Having two cards would reduce the amount of drop-off and unfinished forms than three cards.
Having simpler instruction text would reduce the amount of drop-off.
Anyhow, it was due for an overhaul.
So what's changed?
I've been working on the overhaul for most of 2014, but did the bulk of the work in October and November. It has the following changes:
The new form is shorter and clearer text-wise and design-wise.
It consists of two cards: one for capturing sentiment and one for capturing details about that sentiment.
It clearly delineates data that will be public from data that will be kept private.
It works with LTR and RTL languages (If that's not true, please open a bug.)
It fixes some accessibility issues. (If you find any, please open a bug.)
It uses responsive design, mobile first. Thus it was designed for mobile devices and then scaled to desktop-sized viewports.

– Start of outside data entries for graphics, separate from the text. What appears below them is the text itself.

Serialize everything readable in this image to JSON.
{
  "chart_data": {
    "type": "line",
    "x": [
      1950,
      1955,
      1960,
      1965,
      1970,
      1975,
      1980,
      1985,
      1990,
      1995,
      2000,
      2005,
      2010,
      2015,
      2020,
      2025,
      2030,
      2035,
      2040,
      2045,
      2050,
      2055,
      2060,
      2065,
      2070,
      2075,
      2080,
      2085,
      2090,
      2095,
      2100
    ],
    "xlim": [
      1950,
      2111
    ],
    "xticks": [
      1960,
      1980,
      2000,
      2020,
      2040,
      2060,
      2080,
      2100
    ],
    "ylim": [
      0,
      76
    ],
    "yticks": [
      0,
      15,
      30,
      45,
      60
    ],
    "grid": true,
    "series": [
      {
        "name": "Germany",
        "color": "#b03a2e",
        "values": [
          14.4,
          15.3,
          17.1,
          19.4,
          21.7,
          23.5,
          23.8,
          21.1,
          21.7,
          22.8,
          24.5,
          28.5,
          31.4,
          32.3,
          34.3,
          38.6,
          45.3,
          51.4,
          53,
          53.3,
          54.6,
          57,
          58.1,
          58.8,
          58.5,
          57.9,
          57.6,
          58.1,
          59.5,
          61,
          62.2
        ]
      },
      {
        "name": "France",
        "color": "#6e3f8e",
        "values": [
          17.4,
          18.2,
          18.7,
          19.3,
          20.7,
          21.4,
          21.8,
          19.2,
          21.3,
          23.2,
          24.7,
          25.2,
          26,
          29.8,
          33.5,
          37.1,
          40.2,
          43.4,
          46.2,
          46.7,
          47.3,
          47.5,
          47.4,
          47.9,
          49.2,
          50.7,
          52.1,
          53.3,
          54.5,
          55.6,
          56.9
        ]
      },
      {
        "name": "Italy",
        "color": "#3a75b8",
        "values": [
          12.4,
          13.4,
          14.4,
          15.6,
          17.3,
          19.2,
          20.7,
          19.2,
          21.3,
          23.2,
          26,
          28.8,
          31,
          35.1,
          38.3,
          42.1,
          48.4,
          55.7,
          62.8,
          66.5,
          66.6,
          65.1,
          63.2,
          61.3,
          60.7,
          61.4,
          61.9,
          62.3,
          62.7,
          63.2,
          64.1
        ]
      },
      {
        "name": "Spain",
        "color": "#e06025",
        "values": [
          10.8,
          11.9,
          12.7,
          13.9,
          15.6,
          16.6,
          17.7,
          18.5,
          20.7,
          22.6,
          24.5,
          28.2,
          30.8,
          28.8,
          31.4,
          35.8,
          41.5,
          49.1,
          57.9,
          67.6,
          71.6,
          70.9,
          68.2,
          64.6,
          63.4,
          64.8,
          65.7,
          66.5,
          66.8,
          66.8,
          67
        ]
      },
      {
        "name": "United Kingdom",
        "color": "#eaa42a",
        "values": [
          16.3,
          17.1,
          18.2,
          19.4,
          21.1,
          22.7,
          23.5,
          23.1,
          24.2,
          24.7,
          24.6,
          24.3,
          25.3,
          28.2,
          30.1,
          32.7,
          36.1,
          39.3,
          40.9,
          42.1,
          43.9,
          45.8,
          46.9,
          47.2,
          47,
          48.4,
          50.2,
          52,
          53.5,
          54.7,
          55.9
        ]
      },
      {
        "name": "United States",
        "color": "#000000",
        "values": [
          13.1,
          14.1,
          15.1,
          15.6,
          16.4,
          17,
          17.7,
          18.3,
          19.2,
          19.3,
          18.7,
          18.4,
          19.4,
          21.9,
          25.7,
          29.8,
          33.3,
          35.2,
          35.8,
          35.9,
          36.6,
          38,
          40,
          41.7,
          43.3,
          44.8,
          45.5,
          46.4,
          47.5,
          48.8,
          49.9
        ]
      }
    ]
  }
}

It's smaller in kb size and requires fewer HTTP requests.
It's got a better architecture for future development.
It doesn't have "Firefox" hardcoded anymore.
It's simpler so the smoketests work reliably now.
Going forward
The old and new forms were instrumented in various ways, so we'll be able to analyze differences between the two. Particularly, we'll be able to see if the new form performs worse.
Further, I'll be checking the data to see if my theories hold true especially the one regarding why people put contact data in the description.
There are a few changes in the queue that we want to make over the course of the next 6 months. Now that the new form has landed, we can start working on those.
Even if there are problems with the new form, we're in a much better position to fix them than we were before. Progress has been made!
Take a moment---try out the form and tell us YOUR feedback
Have you ever submitted feedback? Have you ever told Mozilla what you like and don't like about Firefox?
Take a moment and fill out the feedback form and tell us how you feel about Firefox.
Update: 1/18/2021: Input was decommissioned, so this doesn't work anymore.
Thanks, etc
I've been doing web development since 1997 or so. I did a lot of frontend work back then, but I haven't done anything serious frontend-wise in the last 5 years. Thus this was a big project for me.
I had a lot of help: Ricky, Mike and Rehan from the SUMO Engineering team were invaluable reviewing code, helping me fix issues and giving me a huge corpus of examples to learn from; Matt, Gregg, Tyler, Ilana, Robert and Cheng from the User Advocacy team who spent a lot of time smoothing out the rough edges of the new form so it captures the data we need; Schalk who wrote the product picker which I later tweaked; Matej who spent time proof-reading the strings to make sure they were consistent and felt good; the QA team which wrote the code that I copied and absorbed into the current Input smoketests; and the people who translated the user interface strings (and found a bunch of issues) making it possible for people to see this form in their language.